Open humburg opened 7 years ago
I've seen more examples of this and at least in some cases, it is obvious that two different sequences are merged into the same cluster. In response to this, I've adapted the code for the initial similarity check to be more restrictive (see 63f2b44379). It now checks whether the prefixes of the two sequences (defaults to 10 characters as before) have more mismatches than would be expected in the entire sequence at a reasonable error rate, i.e. it now depends on the sequence length. For now I've set the threshold to 2% of the full sequence length but that may need some tweaking.
I noticed this consensus sequence:
It looks like the six sequences that contributed to it form two groups of four and two reads respectively. As far as I can tell from the diff, the sequences for these sub-groups are only about 50% identical. The sequence does have quite a lot of homopolymer runs of varying length, and many of the differences seem to fall at the edges of these.
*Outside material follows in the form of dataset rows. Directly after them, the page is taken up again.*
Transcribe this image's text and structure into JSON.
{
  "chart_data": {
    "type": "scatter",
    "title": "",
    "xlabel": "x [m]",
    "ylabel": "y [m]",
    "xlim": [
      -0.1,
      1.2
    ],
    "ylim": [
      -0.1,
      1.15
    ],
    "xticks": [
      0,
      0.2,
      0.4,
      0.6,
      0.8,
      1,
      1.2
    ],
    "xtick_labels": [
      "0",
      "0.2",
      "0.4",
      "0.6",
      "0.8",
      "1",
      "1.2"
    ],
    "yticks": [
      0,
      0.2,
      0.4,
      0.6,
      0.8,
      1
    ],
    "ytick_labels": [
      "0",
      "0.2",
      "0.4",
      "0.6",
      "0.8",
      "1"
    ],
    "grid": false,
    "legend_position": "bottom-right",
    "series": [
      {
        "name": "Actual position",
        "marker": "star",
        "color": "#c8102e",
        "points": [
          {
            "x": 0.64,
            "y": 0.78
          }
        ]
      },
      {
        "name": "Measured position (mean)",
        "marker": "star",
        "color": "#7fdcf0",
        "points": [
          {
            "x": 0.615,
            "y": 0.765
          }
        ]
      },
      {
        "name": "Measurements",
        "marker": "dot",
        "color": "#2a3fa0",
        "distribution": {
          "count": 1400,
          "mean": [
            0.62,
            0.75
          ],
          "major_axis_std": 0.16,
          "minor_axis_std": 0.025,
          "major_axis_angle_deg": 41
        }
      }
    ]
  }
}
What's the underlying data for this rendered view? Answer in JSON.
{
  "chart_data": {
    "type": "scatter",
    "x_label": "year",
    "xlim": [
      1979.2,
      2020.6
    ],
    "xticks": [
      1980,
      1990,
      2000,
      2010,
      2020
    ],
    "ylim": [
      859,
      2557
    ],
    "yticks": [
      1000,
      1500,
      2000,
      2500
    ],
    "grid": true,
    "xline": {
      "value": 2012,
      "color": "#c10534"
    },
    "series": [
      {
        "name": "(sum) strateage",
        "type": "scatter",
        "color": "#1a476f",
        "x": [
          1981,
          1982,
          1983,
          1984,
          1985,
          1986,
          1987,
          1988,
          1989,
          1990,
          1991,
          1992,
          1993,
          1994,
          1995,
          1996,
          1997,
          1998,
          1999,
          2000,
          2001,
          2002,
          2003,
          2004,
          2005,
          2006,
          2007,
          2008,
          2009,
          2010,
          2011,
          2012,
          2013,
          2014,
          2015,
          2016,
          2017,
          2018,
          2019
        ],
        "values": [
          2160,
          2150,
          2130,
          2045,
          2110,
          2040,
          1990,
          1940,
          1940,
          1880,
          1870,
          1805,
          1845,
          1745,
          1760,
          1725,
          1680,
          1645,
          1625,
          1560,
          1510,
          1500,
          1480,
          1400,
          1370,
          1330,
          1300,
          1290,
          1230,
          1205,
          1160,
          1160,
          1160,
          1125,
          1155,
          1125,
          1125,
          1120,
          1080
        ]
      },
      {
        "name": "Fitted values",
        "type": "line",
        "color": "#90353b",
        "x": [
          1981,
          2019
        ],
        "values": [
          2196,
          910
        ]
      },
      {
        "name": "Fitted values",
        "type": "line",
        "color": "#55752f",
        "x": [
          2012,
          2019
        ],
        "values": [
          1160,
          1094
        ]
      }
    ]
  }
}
This is a fairly common error mode, so it is likely that these are actual errors (given that the UID was the same for all of these) but it may be good to guard against potential UID clashes a bit more comprehensively.
One option would be to abort merging a sequence into an existing cluster when it becomes clear that it deviates too much. Making use of #9 seems advisable but this would also require the ability to roll back potential changes to the consensus. Additionally, and as a quick initial fix, it would be good to flag these as potentially low quality sequences ( #4 also has some suggestion for this).